6. **Save results**: A JSON file is written to `output_dir` with name `{timestamp}_{repo_id}_action_tokenizer_results.json`, containing the full config and all metrics.
The pipeline (chunking, dimensions, normalization, delta) must match how the tokenizer was trained; otherwise reconstruction error can be large or the tokenizer may raise.
## Caveats
- The tokenizers **action_horizon** and **action_dim** (and optionally DCT settings) are fixed at training time.
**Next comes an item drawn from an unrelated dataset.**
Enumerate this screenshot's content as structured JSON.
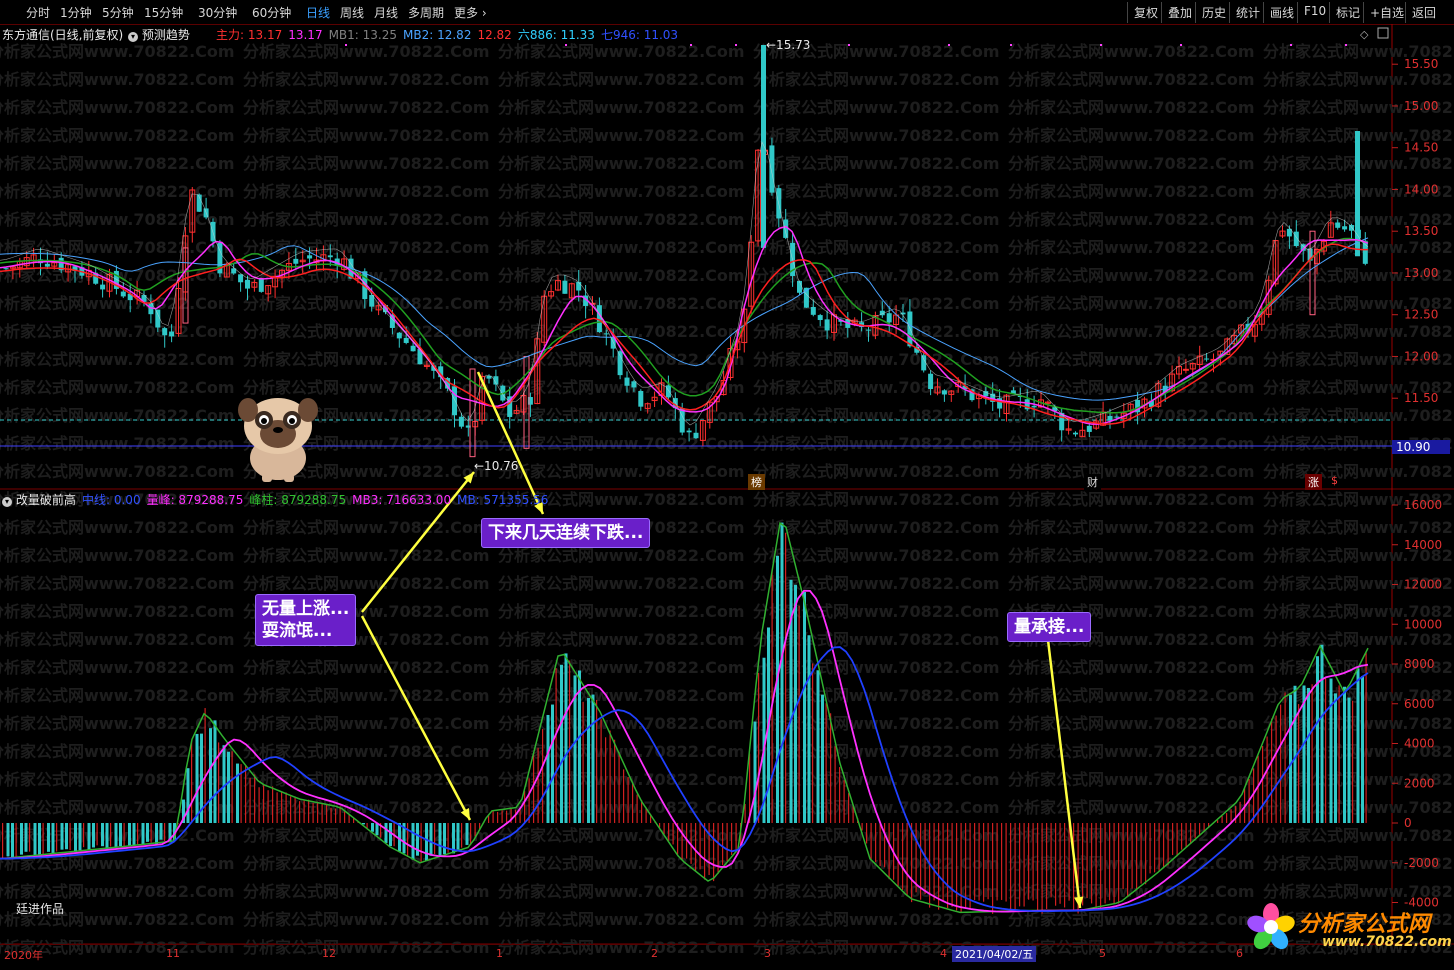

The benchmark infers dimensions from the dataset and encoded dims; the tokenizer path must correspond to a model trained with the same horizon and encoded dimensions.
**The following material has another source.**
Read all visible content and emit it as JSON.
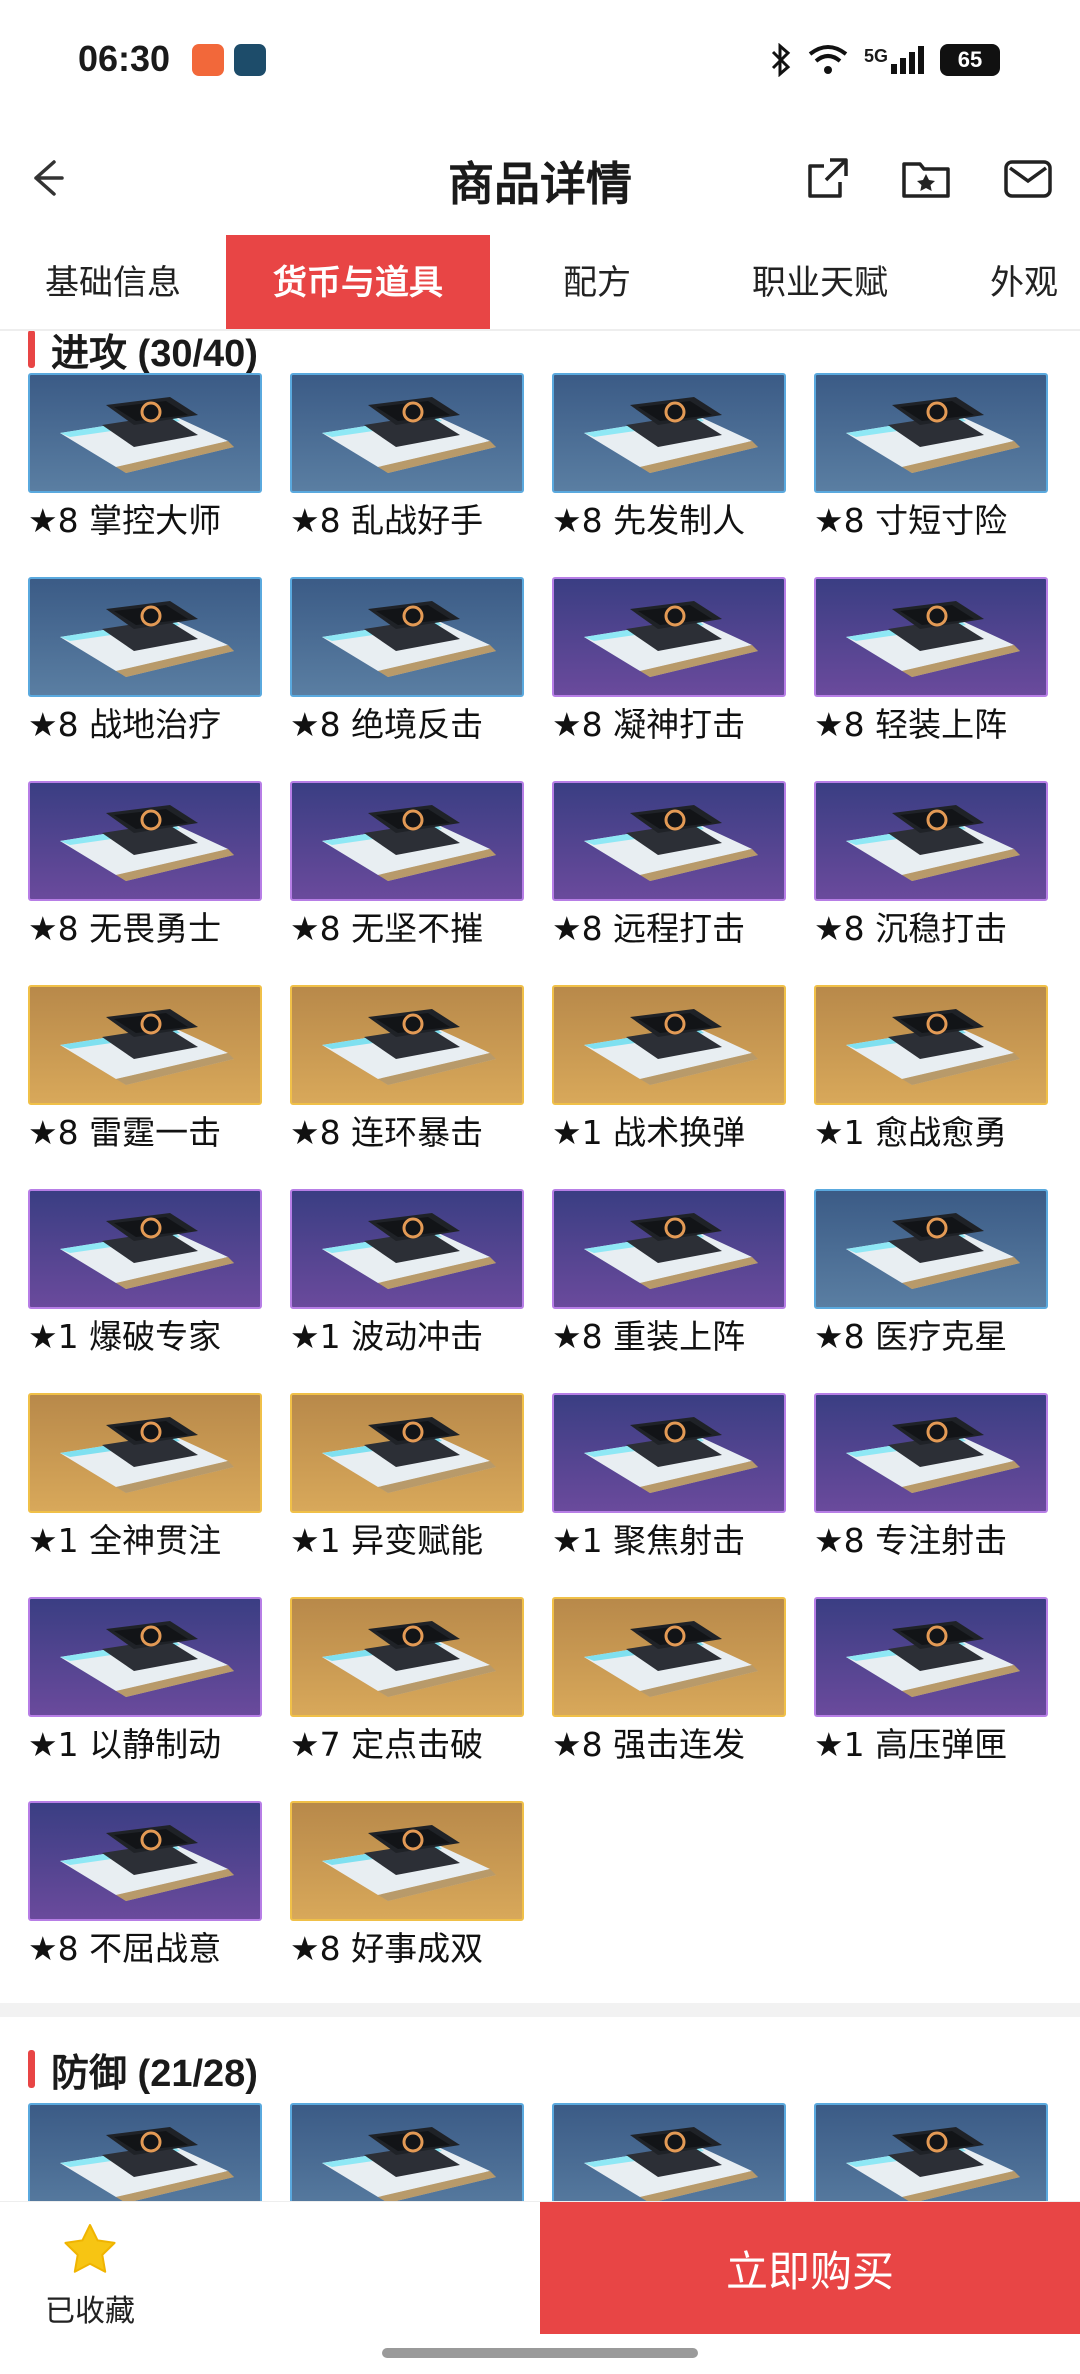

- Reconstruction is evaluated in **normalized space** (the same space the tokenizer sees). For interpretation in raw action space, you would need to invert normalization outside this script.
- Only one tokenizer and one dataset are evaluated per run. To compare tokenizers or datasets, run the script multiple times and compare the saved JSON files.
## Example
Quick run with a local tokenizer and a small number of episodes:
```bash
python benchmarks/tokens/run_action_tokenizer_benchmark.py \
--action-tokenizer-path=outputs/wavetoken \
--repo-id=lerobot/pusht \
--action-horizon=10 \
--max-episodes=50 \
--output-dir=outputs/action_tokenizer_benchmark
```
With delta transform and custom encoded dimensions:
```bash
python benchmarks/tokens/run_action_tokenizer_benchmark.py \
--action-tokenizer-path=outputs/wavetoken \
--repo-id=lerobot/pusht \
--action-horizon=10 \
--encoded-dims=0:6,7:14 \
--delta-dims=0,1,2,3,4,5 \
--use-delta-transform \
--normalization-mode=QUANTILES \
--max-chunks-for-reconstruction=500 \
--output-dir=outputs/action_tokenizer_benchmark
```
Results are written to e.g. `outputs/action_tokenizer_benchmark/2026-02-12_14-30-00_lerobot_pusht_action_tokenizer_results.json`.
## Results
Results are stored as JSON in the directory given by `--output-dir` (default: `outputs/action_tokenizer_benchmark`). Each file contains:
- **config**: All script arguments (tokenizer path, repo_id, action_horizon, encoded_dims, normalization_mode, etc.) for reproducibility.
- **metrics**: All reconstruction, compression, and timing metrics described above.
To compare runs, load and diff or aggregate these JSON files with your own scripts or notebooks.